A Lei Kassab e as Franquias

Quem me conhece bem sabe que não faço o "jogo do contente", nem dou uma de Pollyanna. Mas, sempre que a vida me dá um limão, tento fazer dele uma limonada. Ou, conforme o caso, uma caipirinha.

Digo isso a propósito da decisão que cassou a liminar favorável à ABF, na disputa judicial que envolve as franquias que se insurgiram contra a Lei Kassab, que restringe o uso de publicidade externa no município de São Paulo.

Entendo que franqueados e franqueadores estejam aborrecidos, pois terão que reduzir muito o espaço ocupado por seus logotipos e mensagens publicitárias nas fachadas dos respectivos estabelecimentos, mas... pensando bem, isso pode ter um efeito altamente positivo (olha a limonada aí, gente !).

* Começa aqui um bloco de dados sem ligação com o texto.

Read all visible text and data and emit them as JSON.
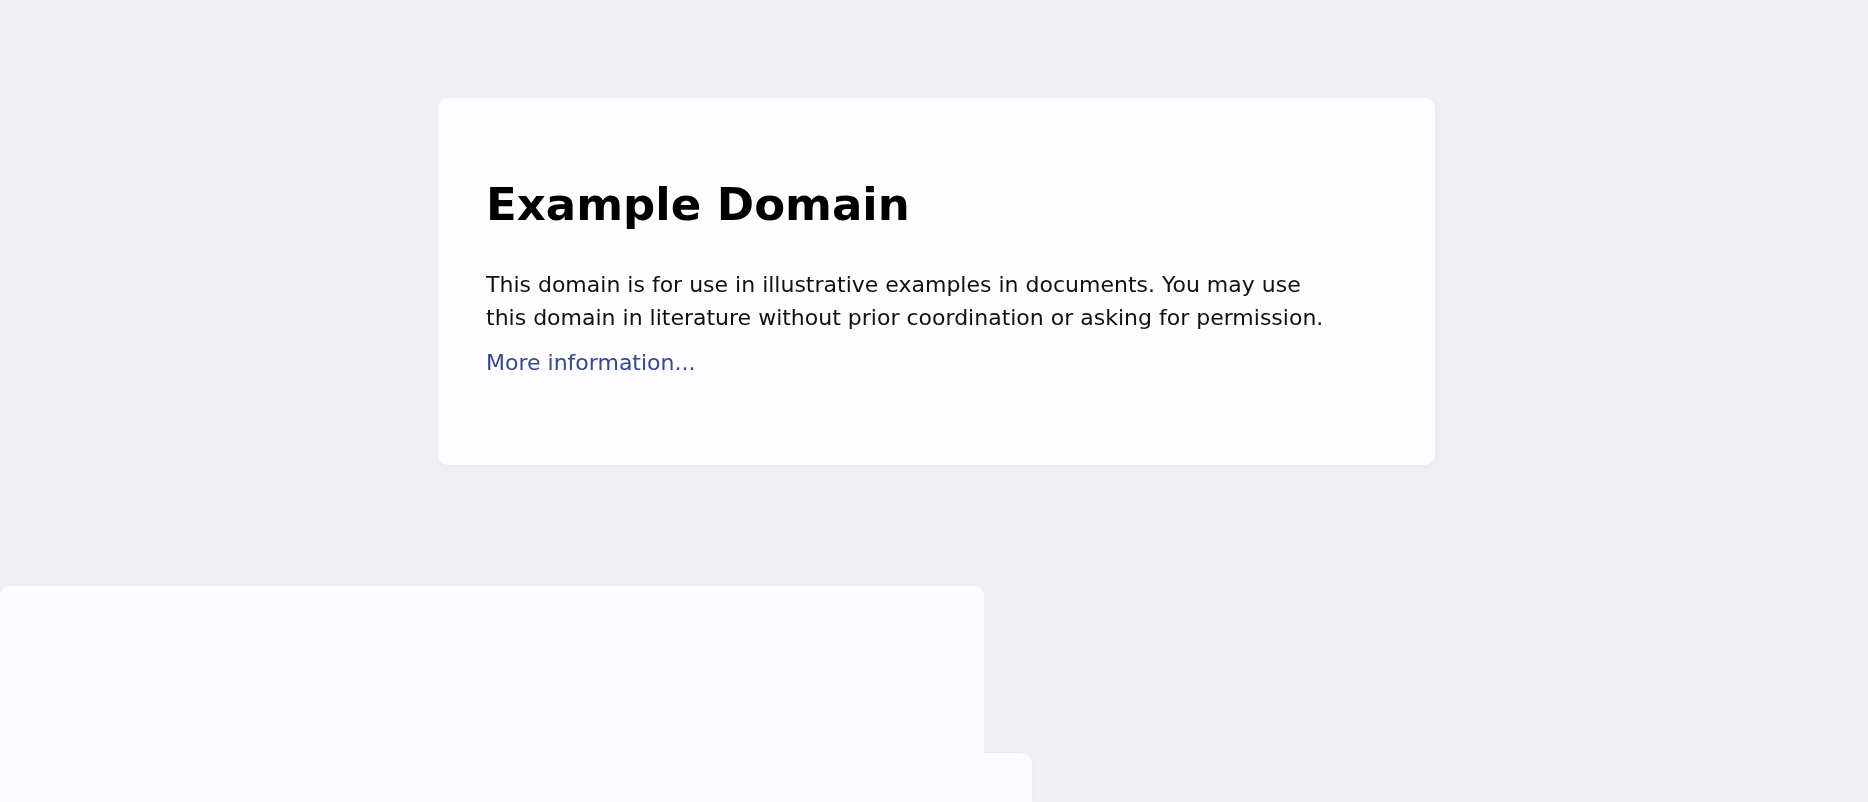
{
  "card": {
    "title": "Example Domain",
    "text": "This domain is for use in illustrative examples in documents. You may use this domain in literature without prior coordination or asking for permission.",
    "link": "More information..."
  }
}
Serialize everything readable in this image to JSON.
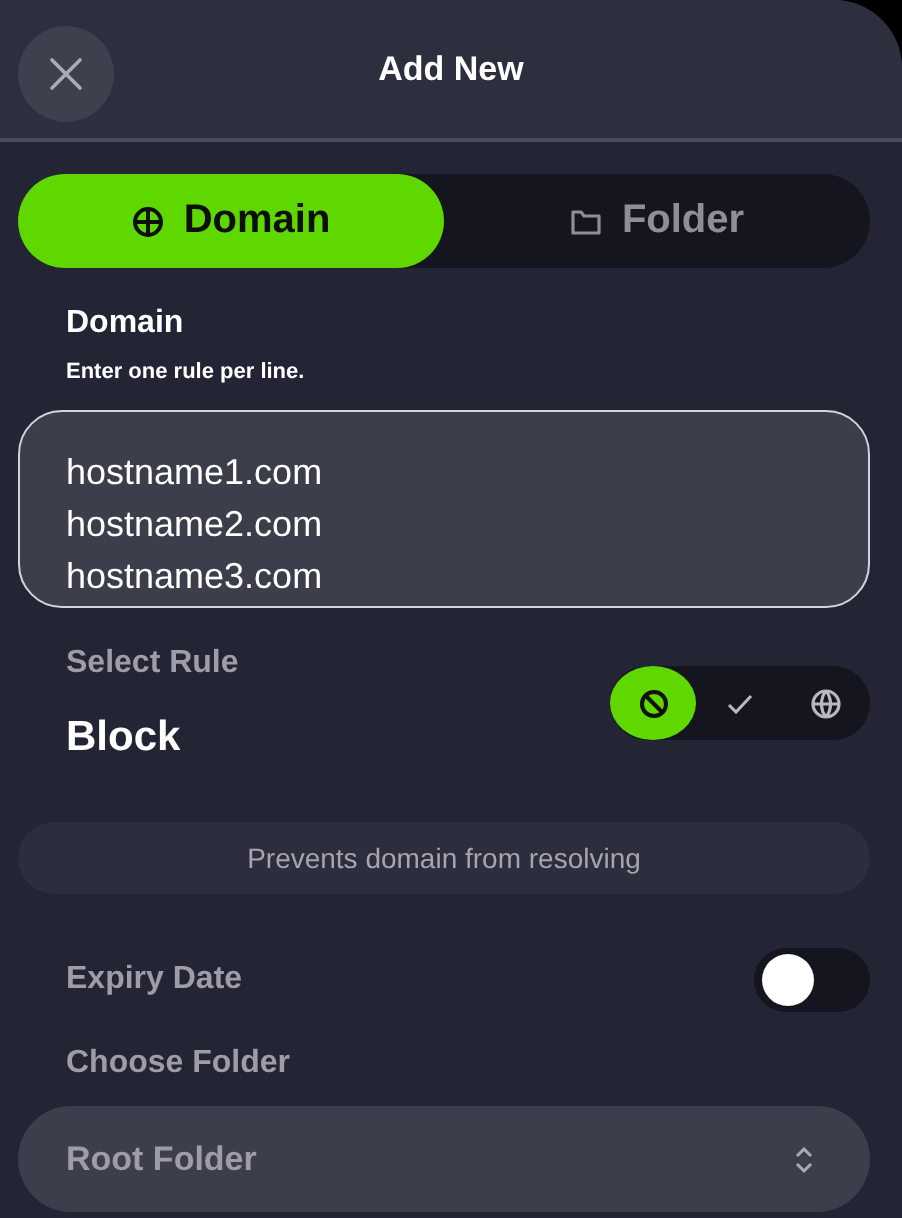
{
  "window": {
    "title": "Add New"
  },
  "tabs": [
    {
      "label": "Domain",
      "kind": "globe",
      "selected": true
    },
    {
      "label": "Folder",
      "kind": "folder",
      "selected": false
    }
  ],
  "domain_field": {
    "label": "Domain",
    "hint": "Enter one rule per line.",
    "value": "hostname1.com\nhostname2.com\nhostname3.com"
  },
  "rule": {
    "label": "Select Rule",
    "value": "Block",
    "description": "Prevents domain from resolving",
    "options": [
      {
        "kind": "block",
        "selected": true
      },
      {
        "kind": "allow",
        "selected": false
      },
      {
        "kind": "redirect",
        "selected": false
      }
    ]
  },
  "expiry": {
    "label": "Expiry Date",
    "on": false
  },
  "folder": {
    "label": "Choose Folder",
    "value": "Root Folder"
  }
}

Sem querer discutir a forma como o Prefeito Kassab fez a coisa, um fato é inegável: a situação tinha virado mesmo uma zona. Cada empresa ou negócio tentando fazer mais "barulho" do que o outro. É como se um monte de gente estivesse trancada dentro da mesma sala, todos gritando a plenos pulmões, tentando se fazer notar e entender por todos os demais. Resultado: no meio da balbúrdia, cada um pode gritar o quanto quiser, cada vez mais alto, que os demais, ainda que queiram, não vão entender coisa alguma.

Se a Lei Kassab realmente for considerada constitucional (e tenho motivos para acreditar que o será) e prevalecer mais ou menos na sua forma atual (e tenho razões para acreditar que prevalecerá), franqueadores e franqueados que tiverem cabeça, souberem fazer a coisa certa do jeito certo e forem ágeis terão uma tremenda vantagem: poderão alterar suas fachadas de tal forma que a própria fachada seja a comunicação, sem ferir a Lei. Tudo o que é preciso é a mente aberta, a disposição para quebrar de paradigmas e a contratação de bons arquitetos e designers.

Quem for rápido, vai poder fazer desse limão uma tremenda limonada. Ou caipirinha.